異なるのは、事業所得の欄ではなく雑所得の欄に記入するという点です。
第一表の「収入金額等」のその中で雑所得を意味する「雑(その他)」の欄に記入します。
また、「所得金額」の欄についても、「雑」の欄に記入します。
第二表の源泉徴収税額と第一表の「税金の計算」の欄の「源泉徴収税額」については、事業所得で説明した通りに記入します。
原稿料・講演料の源泉徴収について
記載方法を説明した際に少し触れましたが、原稿料および講演料が報酬として支払われるとき、基本的には源泉徴収が行われます。
そのため、報酬金額から源泉徴収税額が引かれた後の金額が手元に入るという形が一般的といえます。
この源泉徴収税額は、所得税の前払い分として扱われるため、申告の際に確定した税額からすでに支払った税額を差し引きし、残りを納付することになります。反対に、納めるべき年間の税額が源泉徴収された金額よりも少ない場合には、支払った分の源泉徴収税額が還付されることになります。
源泉徴収税額は、報酬金額によって異なります。下表を参考にしてください。
報酬金額 | 源泉徴収税額 |
1,000,000円以下 | 報酬金額×10.21% |
1,000,000円超え | (報酬金額-1,000,000円)×20.42%+102,100円 |
例えば報酬500,000円の場合は、500,000×10.21%=51,050円の源泉徴収税額、また報酬1,500,000円の場合は、(1,500,000-1,000,000)×20.42%+102,100=204,200円の源泉徴収税額となります。

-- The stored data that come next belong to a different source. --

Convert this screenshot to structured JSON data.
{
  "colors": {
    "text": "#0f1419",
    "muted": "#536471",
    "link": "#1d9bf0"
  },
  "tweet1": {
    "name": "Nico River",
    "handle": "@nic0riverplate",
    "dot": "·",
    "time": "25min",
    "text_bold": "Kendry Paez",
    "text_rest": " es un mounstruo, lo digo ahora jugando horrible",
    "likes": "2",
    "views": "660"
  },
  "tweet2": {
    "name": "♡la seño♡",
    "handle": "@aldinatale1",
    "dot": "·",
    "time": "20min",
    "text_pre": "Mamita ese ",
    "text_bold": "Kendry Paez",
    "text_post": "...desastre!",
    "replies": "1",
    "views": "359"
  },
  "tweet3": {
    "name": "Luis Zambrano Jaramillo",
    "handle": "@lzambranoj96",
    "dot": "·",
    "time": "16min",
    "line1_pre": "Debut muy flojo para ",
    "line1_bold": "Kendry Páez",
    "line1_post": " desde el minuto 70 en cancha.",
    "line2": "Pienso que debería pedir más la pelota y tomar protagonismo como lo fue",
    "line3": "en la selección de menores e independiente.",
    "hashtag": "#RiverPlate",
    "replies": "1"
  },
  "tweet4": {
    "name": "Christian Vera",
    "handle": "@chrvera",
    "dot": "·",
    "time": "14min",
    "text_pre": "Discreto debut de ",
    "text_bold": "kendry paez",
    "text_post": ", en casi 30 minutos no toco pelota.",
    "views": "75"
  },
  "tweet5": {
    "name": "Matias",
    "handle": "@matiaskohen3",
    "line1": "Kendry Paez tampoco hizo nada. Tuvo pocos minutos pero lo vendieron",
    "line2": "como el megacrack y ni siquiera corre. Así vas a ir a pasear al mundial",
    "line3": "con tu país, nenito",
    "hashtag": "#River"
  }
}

源泉徴収税額については支払調書に記載されているため、ここに記載の金額を参考にしても良いでしょう。受け取った支払調書は大切に保管しておきましょう。
原稿料・講演料に関する経費にできるもの
最後に、原稿料・講演料の対象経費について確認しておきましょう。
基本的に経費の対象にできるかどうかは、“その収入を得るために必要な費用であったかどうか”で判断されます。
必要経費として認められる支出とは具体的などのようなものなのか、次の例を参考にすると良いです。
〈原稿料の場合〉
- オフィスの賃貸料
- 執筆するためのパソコンやプリンター
- 執筆するための文具代
- 印刷するためのコピー用紙代
- 執筆するための書籍代
- 打ち合わせを行うための交通費
〈講演料の場合〉
- オフィスの賃貸料
- 資料を作成するためのパソコンやプリンター
- 資料印刷のための用紙
- 打ち合わせを行うための交通費
- 講演先に行くための交通費
注意しなければいけないのが、“全額が経費と言えるのかどうか”です。
例えばパソコンやプリンターについて、原稿の執筆や講演のためだけに使用しているのではなく、プライベートでも使用しているというケースがあります。このような場合は、プライベートで使用した部分と事業で使用した部分について、使用割合で按分して経費相当額を算出しなければなりません。
また、事業のみに使用するオフィスを借りている場合は賃料を100%経費にできますが、自宅をオフィスとしている場合は、面積などで使用割合を算出して按分します。
このように、その支出が100%事業のための支出かどうかを今一度見直し、必要に応じて按分して経費計上するようにしましょう。
さらに、経費として計上した分については、実際に支払ったことのわかる証憑書類を保管しておくことが必要です。破棄せずきちんと保管しておきましょう。按分についても根拠となった算出方法を残しておくことが望ましいです。
以上、原稿料・講演料の確定申告書の書き方および対象経費について解説しました。
本業として収入がある場合はもちろん、副業の場合も提出が必要になることをきちんと理解し、申告書の提出を忘れないようにしましょう。